The Telegraph, telegraph.co.uk
BYLINE: Martin Evans, Crime Correspondent

Warwickshire, England

The Telegraph, telegraph.co.uk
Paul Greaves worked as a financial advisor for Warwickshire Police’s Serious Organised Crime Team Photo: PA

A senior detective stole £113,000 from the evidence room at a police headquarters and spent the money gambling on horse racing, a court has heard.

Paul Greaves, 56, who worked as a financial advisor for Warwickshire Police’s Serious Organised Crime Team, is accused of taking the money after it was seized by officers in a raid on a farm in June 2009.

A jury was told Mr Greaves, who had significant debts, then laundered the money by gambling on horse racing.

Opening the case against him at Birmingham Crown Court prosecutor Simon Davis said Mr Greaves had been able to deposit significant amounts of cash in his bank account despite his finances being in a parlous state.

Mr Davis said: “He's told the investigation he was a winning gambler and the money going in to his account was from betting. He did bet, no issue about that, but he was a loser.

“In a nutshell the money going in to his account can't be explained by his betting because he was losing more than he was winning. His betting, we say, was a way of laundering the cash.

“If you bet on favourites every day at the horses, you'll make a loss of seven per cent.

“So if you bet £100,000, you get £93,000 back and that's something you’re going to be able to grapple with.”

The jury heard that Mr Greaves was in charge of the money which was stored in a red metal box in the exhibit room at the Warwickshire force HQ in Leek Wootton.

He insisted that the cash, which was in various foreign denominations, was not banked even though it was force policy to do so.

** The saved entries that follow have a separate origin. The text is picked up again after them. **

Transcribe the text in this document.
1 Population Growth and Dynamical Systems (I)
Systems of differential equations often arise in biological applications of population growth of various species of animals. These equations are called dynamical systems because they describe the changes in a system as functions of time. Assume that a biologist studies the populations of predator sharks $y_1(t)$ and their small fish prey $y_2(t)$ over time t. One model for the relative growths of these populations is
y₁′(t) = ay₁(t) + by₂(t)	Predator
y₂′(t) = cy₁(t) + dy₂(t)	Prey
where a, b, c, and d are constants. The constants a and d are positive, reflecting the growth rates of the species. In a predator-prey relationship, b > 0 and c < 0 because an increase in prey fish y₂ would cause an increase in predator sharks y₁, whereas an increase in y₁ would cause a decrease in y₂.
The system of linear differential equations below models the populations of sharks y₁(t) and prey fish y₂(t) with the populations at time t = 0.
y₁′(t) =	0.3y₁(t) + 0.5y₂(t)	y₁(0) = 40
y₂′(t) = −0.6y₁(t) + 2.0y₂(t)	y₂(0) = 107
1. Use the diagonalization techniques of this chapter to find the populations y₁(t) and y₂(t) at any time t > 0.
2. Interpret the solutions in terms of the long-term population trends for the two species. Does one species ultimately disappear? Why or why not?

The officer even went to court every few months to persuade magistrates to allow the force to keep hold of the £113,000 under the Proceeds of Crime Act, jurors were told.

It was only in September 2011, ten months after Mr Greaves retired, that it was realised the money was missing when a detective sergeant went to look for it in order to return it to the farm owners.

The jury of six men and six women were told Mr Greaves had various unsecured debts to the sum of £52,000 by July 2009.

When he was arrested he produced more than 200 betting slips claiming he had enjoyed gambling success thanks to some reliable tipsters.

But investigators found they were mainly photocopied winning slips which Mr Davis suggested Mr Greaves had carefully prepared in anticipation of being quizzed.

Mr Davis went on: “The impression being given to the police in interview was that I'm a successful gambler. The betting slips were analysed at length and he had staked about £15,000 on the 230 slips. In return he had received over £33,000 - profits of about £18,000.

"If that was what he was doing why were his finances in such a bad way if he was winning all that money?"

Mr Davis said Greaves, who denies theft, will claim somebody else had stolen the money.

The case, which is expected to last four weeks, continues.